En tout état de cause,

- condamner Generali à verser, à titre d'avance sur indemnité, la somme de 90 000 euros,

- condamner Generali à verser la somme de 5 000 euros au titre de l'article 700 du code de procédure civile pour la procédure de première instance et la procédure d'appel,

- condamner Generali en tous les dépens.

En ses dernières écritures notifiées le 20 mars 2024, la société Generali IARD demande à la cour de :

A titre principal,

- confirmer le jugement rendu par le tribunal de commerce de Mâcon du 22 avril 2022 en toutes ses dispositions,

En conséquence,

- débouter la société Suchotel de ses demandes formées à son encontre,

A titre subsidiaire,

- constater que la société Suchotel ne justifie pas du montant de ses demandes,

En conséquence,

- débouter la société Suchotel de ses demandes formées à son encontre,

A titre infiniment subsidiaire,

- mettre à la charge de la société Suchotel les frais d'expertise judiciaire,

- dire que l'expert judiciaire désigné devra évaluer l'indemnisation de la société Suchotel telle que découlant des polices d'assurance liant les parties et de manière plus générale, suivre le principe indemnitaire, principe d'ordre public prévu à l'article L. 121-1 du code des assurances,

En tout état de cause,

- condamner la société Suchotel à lui verser la somme de 3 000 euros sur le fondement de l'article 700 du code de procédure civile,

- condamner la même aux entiers dépens.

Conformément aux dispositions de l'article 455 du code de procédure civile, il est renvoyé aux conclusions susvisées des parties pour un exposé complet de leurs moyens.

La clôture de l'instruction a été prononcée le 21 mars 2024.

MOTIFS

Sur la mobilisation de la garantie

En application de l'article 1103 du code civil, les contrats légalement formés tiennent lieu de loi à ceux qui les ont faits.

En outre, il résulte des dispositions de ce même code afférentes à l'interprétation des contrats que :

- le contrat s'interprète d'après la commune intention des parties plutôt qu'en s'arrêtant au sens littéral de ses termes ; lorsque cette intention ne peut être décelée, le contrat s'interprète selon le sens que lui donnerait une personne raisonnable placée dans la même situation (article 1188) ;

- dans le doute, le contrat de gré à gré s'interprète contre le créancier et en faveur du débiteur, et le contrat d'adhésion, contre celui qui l'a proposé (article 1190) ;

- on ne peut interpréter les clauses claires et précises à peine de dénaturation (article 1192).

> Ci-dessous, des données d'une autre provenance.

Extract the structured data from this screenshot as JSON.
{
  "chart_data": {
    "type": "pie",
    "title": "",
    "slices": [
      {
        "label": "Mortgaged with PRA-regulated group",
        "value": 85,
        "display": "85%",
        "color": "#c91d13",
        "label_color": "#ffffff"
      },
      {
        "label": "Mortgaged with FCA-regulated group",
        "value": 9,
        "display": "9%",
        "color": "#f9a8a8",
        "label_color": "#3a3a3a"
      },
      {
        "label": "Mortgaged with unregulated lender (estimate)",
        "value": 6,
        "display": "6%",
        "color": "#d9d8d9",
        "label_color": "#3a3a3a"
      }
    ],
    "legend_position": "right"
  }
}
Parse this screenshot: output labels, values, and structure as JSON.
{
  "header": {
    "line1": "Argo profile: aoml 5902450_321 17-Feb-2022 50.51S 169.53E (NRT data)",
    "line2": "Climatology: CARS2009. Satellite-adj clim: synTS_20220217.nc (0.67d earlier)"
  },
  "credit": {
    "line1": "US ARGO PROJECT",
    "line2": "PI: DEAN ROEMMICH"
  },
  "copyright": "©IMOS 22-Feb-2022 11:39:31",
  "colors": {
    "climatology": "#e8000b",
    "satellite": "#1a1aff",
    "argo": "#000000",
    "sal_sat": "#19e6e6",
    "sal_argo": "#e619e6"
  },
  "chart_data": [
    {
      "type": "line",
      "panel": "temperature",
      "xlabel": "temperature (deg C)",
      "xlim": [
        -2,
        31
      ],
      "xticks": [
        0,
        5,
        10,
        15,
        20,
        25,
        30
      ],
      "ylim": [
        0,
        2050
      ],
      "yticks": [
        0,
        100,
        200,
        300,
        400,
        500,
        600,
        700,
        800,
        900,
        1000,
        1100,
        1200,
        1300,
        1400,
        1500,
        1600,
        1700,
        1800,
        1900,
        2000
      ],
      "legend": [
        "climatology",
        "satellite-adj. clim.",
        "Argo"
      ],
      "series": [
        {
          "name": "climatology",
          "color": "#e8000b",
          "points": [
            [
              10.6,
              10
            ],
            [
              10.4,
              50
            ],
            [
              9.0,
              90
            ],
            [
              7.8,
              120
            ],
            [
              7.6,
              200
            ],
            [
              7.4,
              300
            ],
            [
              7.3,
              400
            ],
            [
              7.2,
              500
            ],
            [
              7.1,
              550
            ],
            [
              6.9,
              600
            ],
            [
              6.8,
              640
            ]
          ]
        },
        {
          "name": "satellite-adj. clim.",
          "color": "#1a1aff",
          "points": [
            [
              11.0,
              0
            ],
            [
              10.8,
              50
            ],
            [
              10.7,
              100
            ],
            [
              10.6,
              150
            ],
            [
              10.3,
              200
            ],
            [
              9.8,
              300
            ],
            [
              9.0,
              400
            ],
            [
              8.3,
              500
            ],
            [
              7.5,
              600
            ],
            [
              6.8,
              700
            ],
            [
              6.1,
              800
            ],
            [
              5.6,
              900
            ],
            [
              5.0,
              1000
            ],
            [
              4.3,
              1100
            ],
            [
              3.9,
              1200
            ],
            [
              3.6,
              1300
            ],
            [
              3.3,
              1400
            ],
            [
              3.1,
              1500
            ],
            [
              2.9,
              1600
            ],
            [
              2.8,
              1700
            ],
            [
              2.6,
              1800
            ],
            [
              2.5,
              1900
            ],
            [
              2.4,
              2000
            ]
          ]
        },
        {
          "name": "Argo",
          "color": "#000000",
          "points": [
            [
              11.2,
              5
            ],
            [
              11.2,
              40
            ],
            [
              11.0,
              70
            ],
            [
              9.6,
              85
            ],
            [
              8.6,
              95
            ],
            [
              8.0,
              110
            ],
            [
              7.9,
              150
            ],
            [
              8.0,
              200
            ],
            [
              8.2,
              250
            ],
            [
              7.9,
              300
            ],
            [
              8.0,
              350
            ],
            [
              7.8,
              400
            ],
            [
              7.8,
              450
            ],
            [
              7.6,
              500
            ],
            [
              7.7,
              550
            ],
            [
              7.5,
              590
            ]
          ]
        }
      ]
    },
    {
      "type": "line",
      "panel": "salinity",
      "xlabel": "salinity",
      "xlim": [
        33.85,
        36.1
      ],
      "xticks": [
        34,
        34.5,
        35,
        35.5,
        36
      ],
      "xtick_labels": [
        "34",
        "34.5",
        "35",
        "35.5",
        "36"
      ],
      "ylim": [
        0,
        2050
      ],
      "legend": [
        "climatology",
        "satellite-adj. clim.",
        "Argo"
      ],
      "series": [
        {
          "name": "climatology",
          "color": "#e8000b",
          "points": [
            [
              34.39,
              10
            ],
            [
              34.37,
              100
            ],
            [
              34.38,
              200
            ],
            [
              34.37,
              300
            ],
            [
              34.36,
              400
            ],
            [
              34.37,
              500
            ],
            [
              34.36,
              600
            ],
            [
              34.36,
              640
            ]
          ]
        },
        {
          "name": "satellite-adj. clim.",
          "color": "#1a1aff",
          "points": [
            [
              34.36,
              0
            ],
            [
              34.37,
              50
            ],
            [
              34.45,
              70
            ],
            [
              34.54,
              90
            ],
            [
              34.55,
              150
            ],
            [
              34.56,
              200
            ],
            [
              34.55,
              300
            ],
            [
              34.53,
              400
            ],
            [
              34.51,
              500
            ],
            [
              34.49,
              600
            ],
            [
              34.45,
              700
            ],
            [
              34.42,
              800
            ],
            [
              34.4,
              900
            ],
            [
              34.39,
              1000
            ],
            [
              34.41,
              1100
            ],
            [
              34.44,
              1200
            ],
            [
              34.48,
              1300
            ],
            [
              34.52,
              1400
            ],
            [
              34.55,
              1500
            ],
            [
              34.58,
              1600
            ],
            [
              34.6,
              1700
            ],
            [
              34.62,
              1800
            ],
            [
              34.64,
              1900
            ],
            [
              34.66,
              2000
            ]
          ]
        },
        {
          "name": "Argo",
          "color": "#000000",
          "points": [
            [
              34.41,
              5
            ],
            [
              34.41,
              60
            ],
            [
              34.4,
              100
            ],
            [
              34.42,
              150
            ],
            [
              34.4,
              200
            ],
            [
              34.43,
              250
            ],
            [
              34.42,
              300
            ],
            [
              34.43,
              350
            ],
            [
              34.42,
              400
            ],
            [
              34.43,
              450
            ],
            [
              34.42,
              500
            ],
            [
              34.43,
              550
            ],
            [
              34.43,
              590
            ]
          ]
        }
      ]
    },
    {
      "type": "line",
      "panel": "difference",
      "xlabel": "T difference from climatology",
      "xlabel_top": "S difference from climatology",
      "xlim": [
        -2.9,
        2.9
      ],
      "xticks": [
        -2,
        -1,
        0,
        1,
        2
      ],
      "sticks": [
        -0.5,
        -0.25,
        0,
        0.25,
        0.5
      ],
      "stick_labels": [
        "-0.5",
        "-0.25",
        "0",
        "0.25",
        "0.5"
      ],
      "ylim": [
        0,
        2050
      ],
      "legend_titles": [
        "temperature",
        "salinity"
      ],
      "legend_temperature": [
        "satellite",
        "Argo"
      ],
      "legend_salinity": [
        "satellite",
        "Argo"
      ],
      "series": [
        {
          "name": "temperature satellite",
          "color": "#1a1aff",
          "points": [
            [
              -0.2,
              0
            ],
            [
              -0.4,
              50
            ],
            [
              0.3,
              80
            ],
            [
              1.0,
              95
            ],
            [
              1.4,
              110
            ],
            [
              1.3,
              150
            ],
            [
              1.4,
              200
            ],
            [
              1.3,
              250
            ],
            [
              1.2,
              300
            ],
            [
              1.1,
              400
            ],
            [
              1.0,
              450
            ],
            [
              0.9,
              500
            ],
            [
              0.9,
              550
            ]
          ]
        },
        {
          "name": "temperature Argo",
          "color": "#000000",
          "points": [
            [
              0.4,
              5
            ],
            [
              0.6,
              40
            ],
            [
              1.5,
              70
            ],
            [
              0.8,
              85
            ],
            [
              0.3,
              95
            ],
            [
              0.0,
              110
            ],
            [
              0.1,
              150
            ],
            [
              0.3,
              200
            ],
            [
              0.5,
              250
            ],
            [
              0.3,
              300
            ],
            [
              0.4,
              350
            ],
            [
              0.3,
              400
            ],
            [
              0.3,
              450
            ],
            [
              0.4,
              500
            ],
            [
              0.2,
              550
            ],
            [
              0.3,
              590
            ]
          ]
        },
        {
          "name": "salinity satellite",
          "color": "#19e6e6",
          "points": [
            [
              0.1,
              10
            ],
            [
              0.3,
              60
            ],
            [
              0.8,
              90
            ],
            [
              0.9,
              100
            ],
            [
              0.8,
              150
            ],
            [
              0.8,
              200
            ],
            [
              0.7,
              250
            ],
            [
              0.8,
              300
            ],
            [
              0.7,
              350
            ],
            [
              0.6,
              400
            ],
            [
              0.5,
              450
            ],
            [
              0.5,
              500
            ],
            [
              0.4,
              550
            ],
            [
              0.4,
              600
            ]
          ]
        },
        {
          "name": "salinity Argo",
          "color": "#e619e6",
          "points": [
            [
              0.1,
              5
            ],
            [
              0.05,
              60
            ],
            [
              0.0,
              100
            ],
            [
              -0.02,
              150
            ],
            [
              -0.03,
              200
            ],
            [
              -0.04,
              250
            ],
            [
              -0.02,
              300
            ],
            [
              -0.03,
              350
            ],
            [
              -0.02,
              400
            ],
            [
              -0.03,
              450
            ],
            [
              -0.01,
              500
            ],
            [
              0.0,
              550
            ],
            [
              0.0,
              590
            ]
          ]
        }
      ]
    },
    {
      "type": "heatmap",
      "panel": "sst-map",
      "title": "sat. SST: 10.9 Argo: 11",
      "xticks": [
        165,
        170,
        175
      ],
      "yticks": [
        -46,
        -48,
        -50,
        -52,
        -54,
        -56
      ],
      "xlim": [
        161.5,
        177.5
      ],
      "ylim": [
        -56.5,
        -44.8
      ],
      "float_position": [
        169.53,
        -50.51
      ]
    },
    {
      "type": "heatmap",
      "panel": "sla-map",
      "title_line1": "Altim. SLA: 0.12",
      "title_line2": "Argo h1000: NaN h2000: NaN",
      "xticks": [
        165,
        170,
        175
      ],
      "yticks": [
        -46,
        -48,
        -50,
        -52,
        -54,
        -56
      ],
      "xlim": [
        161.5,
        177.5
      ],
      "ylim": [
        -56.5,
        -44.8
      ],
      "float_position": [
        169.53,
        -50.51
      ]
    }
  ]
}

En l'espèce, la police d'assurance n°AM752238/C4573 souscrite par la société Suchotel auprès de la société Generali inclut une garantie 'Perte d'exploitation après fermeture administrative, telle que : intoxication alimentaire, sinistre RC, épidémie'.

A ce titre, le contrat comporte en page 13 une clause intitulée 'FERMETURE ADMINISTRATIVE' libellée comme suit : ' Nous garantissons au titre du chapitre 'soutien financier' de l'annexe 100 % pro 'hôtel restaurant', le paiement d'une indemnité résultant de l'interruption totale ou partielle des activités de l'Assuré, consécutive à la fermeture totale ou partielle d'un établissement assuré, par suite d'une décision des autorités compétentes'. (mention soulignée dans le contrat)

Il résulte de la lecture de cette clause que la mobilisation de la garantie suppose que soient réunies trois conditions, à savoir :

- une interruption totale ou partielle des activités de la société Suchotel,

- une interruption résultant d'une fermeture totale ou partielle de l'établissement,

- une fermeture par suite d'une décision des autorités compétentes, cette dernière condition donnant lieu à des interprétations divergentes par les parties.

Il sera tout d'abord observé que les établissements classés en catégorie 'O' (hôtel, pension de famille, résidence de tourisme), dont relève l'hôtel exploité par la société Suchotel, ne figurent pas dans la liste des établissements recevant du public ayant fait l'objet d'une fermeture administrative ordonnée aux termes de l'arrêté du 14 mars 2020 portant diverses mesures relatives à la lutte contre la propagation du virus Covid-19, ni de l'arrêté du 15 mars 2020 le complétant.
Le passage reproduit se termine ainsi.